Попытка бежать была, конечно, самым глупым, что я мог сделать. Парень с ножом был выше меня, длинноног, одет легче — он мог в минуту не только догнать, но и обогнать меня. И, перебегая улицу, я уже почти физически чувствовал, как мне в спину вонзается нож. Этого, конечно, не могло быть — грабителю нужно было целое, а не искромсанное и залитое кровью пальто. А что я кинулся наутек, скорей могло лишь успокоить парня: фрайер сдрейфил, теперь фрайер в его руках.

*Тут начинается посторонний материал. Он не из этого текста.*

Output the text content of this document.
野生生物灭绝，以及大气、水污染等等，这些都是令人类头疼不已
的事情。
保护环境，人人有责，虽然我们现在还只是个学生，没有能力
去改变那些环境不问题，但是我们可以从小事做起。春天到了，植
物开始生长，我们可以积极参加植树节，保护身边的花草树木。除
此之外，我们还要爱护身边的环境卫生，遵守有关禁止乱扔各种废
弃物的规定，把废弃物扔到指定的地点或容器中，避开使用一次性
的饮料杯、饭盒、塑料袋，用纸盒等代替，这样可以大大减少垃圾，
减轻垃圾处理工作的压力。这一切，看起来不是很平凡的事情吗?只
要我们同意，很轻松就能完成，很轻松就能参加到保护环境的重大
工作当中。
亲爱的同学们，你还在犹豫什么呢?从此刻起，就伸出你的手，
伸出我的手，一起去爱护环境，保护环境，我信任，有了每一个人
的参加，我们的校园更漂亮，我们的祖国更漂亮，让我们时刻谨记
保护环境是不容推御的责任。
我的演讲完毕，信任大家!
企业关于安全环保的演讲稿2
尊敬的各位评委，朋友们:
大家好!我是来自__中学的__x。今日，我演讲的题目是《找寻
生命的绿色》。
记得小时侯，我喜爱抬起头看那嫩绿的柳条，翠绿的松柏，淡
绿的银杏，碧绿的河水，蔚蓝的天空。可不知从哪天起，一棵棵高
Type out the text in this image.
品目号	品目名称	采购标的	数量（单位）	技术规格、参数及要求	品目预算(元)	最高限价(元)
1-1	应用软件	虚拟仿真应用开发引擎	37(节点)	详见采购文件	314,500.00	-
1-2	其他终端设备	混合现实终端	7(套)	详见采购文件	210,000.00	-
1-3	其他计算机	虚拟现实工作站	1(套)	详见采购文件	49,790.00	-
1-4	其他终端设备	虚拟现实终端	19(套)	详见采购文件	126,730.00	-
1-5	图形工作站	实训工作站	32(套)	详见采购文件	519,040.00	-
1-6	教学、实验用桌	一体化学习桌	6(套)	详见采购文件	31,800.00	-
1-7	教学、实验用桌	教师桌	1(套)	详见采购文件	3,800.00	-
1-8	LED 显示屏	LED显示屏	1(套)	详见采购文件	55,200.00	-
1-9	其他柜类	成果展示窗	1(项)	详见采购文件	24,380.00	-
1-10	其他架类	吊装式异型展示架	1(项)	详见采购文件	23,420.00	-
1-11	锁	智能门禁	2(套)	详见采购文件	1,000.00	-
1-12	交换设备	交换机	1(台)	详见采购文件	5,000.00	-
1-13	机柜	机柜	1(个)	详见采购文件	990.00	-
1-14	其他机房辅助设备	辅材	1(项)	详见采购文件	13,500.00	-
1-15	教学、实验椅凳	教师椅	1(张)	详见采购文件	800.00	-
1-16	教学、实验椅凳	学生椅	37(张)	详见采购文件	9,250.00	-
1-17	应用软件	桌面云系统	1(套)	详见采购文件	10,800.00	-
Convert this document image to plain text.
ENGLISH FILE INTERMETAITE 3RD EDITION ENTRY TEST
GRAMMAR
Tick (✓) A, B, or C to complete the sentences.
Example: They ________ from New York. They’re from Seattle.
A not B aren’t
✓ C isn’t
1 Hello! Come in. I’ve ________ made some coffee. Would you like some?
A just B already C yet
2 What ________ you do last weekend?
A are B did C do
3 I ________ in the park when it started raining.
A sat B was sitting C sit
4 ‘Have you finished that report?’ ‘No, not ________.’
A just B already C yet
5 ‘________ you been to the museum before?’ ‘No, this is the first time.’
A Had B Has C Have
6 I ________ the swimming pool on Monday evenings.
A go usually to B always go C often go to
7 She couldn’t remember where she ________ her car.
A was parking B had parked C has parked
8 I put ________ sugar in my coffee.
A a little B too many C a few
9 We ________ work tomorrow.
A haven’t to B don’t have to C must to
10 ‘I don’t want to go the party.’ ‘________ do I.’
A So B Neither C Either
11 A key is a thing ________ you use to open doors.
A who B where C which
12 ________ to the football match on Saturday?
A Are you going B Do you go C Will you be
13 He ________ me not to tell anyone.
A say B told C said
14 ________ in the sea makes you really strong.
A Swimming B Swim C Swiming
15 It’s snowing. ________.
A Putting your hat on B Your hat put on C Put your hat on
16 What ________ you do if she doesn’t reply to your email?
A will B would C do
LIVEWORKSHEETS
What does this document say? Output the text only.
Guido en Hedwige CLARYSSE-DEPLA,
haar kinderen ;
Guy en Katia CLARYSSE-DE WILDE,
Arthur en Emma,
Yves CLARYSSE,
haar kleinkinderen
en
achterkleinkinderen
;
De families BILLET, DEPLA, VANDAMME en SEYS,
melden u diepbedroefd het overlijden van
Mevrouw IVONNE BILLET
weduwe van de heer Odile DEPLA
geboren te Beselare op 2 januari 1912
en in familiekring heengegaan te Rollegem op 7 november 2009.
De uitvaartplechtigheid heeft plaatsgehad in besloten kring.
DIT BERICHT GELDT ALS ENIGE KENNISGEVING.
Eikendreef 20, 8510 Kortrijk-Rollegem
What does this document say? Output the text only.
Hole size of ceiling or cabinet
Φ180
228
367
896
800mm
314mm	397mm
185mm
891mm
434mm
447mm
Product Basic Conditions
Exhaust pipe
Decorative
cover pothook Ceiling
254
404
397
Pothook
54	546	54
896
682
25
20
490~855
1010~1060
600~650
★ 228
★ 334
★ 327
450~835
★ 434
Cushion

По обе обочины мостовой высились снеговые валы — грейдер очищал проезжую часть от заносов. Обычная их высота зимой — от полуметра до метра. Первый барьер я преодолел легко, но второй зацепил ногой. По инерции пробежав еще два-три шага, я рухнул в снег, но сейчас же вскочил. Парень стоял надо мной с высоко занесенным ножом и злобно щерился. Я прыгнул на него, чтобы схватить руку с ножом. Он оттолкнул меня.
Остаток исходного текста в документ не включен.